The defendants argue that there is no evidence that they sold or tried to sell any marijuana in the State of New Mexico. They further state that their activities during the surveillance period were insufficient, as a matter of law, to support a conviction for possession with intent to distribute.

While there is no evidence of a sale or an attempted sale of marijuana, the possession of 246.15 pounds of the substance, together with the defendants’ activities, does allow the court to infer that the defendants had the necessary intent to distribute. United States v. King, 485 F.2d 353 (10th Cir. 1973); United States v. Johnson,. 469 F.2d 973 (5th Cir. 1972); United States v. Moore, 452 F.2d 569 (6th Cir. 1971).

It is also contended that there is insufficient evidence to show that defendants planned to distribute the marijuana within New Mexico. Section 54-11-22, supra, prohibits possession with intent to distribute. The crime is complete if there is possession with the requisite intent. The State was not required to prove the place of the intended distribution.

We conclude that the convictions for possession with intent to distribute marijuana should be affirmed.

The Cocaine Convictions

Cocaine was seized at the time of the search pursuant to the above warrants.

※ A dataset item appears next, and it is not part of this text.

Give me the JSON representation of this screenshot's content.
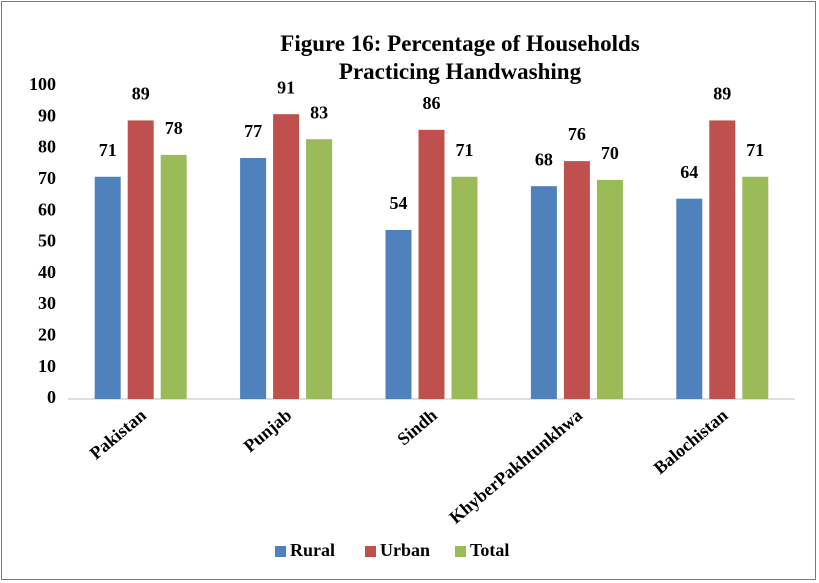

It was in a plastic vial inside a decorative box on a coffee table in the main room of the defendants’ house. The trial court found that the cocaine was in the common control of all the defendants, and that it was constructively possessed by each of them. We believe the court erred on this point.

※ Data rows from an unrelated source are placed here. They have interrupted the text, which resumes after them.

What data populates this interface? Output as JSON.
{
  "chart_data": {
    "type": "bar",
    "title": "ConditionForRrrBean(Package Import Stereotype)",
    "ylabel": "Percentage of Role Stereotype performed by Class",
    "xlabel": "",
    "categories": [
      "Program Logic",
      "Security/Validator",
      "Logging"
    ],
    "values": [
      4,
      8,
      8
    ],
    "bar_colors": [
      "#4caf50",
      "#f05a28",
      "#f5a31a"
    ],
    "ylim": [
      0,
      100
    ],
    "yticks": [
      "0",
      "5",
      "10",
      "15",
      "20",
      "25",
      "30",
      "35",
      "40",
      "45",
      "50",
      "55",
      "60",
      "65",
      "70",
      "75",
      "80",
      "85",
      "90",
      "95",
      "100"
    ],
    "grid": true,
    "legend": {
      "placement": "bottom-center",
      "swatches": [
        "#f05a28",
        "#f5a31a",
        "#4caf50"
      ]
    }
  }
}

*77There is no evidence on the record that the defendants had direct or constructive possession of the cocaine. “For possession, the State must prove physical or constructive possession of the object, with knowledge of the object’s presence and narcotic character. . . .” State v. Maes, 81 N.M. 550, 469 P.2d 529 (Ct.App. 1970). There is no evidence of actual physical possession by any of the defendants. The State contends that since the defendants were in common control of the house, it may be inferred that they constructively possessed the cocaine. Constructive possession exists when the accused has “knowledge of the presence of the narcotic and control over it.” State v. Montoya, 85 N.M. 126, 509 P.2d 893 (Ct. App.1973). Where a person is not in exclusive possession of the premises, it cannot be inferred that the person knew that narcotics were present and had control over the narcotics unless there are other incriminating statements or circumstances tending to buttress such an inference. State v. Baca, 86 N.M. 12, 528 P.2d 656 (Ct.App.) decided August 28, 1974. Compare State v. Bauske, 86 N.M. 484, 525 P.2d 411 (Ct.App.1974) where there was circumstantial evidence of defendant’s knowledge and right to control.

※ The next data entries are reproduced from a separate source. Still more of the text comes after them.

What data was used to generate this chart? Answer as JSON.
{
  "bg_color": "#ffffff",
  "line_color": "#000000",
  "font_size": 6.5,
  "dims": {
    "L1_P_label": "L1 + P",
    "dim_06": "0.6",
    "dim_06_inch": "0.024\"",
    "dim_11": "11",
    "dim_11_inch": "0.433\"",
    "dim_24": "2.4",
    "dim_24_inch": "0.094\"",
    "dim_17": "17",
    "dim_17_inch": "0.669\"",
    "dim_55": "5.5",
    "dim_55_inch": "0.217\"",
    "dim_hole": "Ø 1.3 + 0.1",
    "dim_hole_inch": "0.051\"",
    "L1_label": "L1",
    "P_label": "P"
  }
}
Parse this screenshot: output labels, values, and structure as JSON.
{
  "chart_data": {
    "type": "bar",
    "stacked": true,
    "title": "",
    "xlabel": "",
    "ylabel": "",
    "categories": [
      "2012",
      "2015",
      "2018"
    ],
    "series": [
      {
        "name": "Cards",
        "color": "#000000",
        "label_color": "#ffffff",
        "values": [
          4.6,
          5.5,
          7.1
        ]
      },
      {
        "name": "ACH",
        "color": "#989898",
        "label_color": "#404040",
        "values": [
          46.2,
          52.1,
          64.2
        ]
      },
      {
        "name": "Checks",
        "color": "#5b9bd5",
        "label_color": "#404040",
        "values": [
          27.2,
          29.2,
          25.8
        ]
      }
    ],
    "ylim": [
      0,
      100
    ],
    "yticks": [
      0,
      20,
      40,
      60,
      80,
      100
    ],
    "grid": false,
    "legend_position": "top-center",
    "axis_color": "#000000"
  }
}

The only evidence in this case concerning cocaine is that some was found. There is no testimony that any of the defendants knew of the contents of the vial or of its character. There is no evidence that any of the defendants had the power to produce or dispose of the narcotic in question; nor is there evidence that the defendants had any common purpose in the cocaine which was found. Therefore, we hold that the trial court erred in finding that there was sufficient evidence to convict the defendants for possession of cocaine. Radke v. State, 52 Ala.App. 397, 293 So.2d 312 (1974); Smith v. State, 276 So.2d 91 (Fla.App.1973); State v. Reeves, 209 N.W.2d 18 (Iowa 1973); Brown v. State, 481 P.2d 475 (Okl.Cr.1971); Commonwealth v. Tirpak, 441 Pa. 534, 272 A.2d 476 (1971); Compare People v. Vigil, 175 Colo. 421, 489 P.2d 593 (1971); State v. Woods, 5 Wash.App. 399, 487 P.2d 624 (1971).

Accordingly, the convictions of all the defendants for possession of marijuana with intent to distribute are affirmed, and the convictions for possession of cocaine are reversed. The trial court is directed to dismiss the charges of cocaine against all the defendants.

It is so ordered.

SUTIN, J., concurs.

WOOD, C. J., concurs in result only.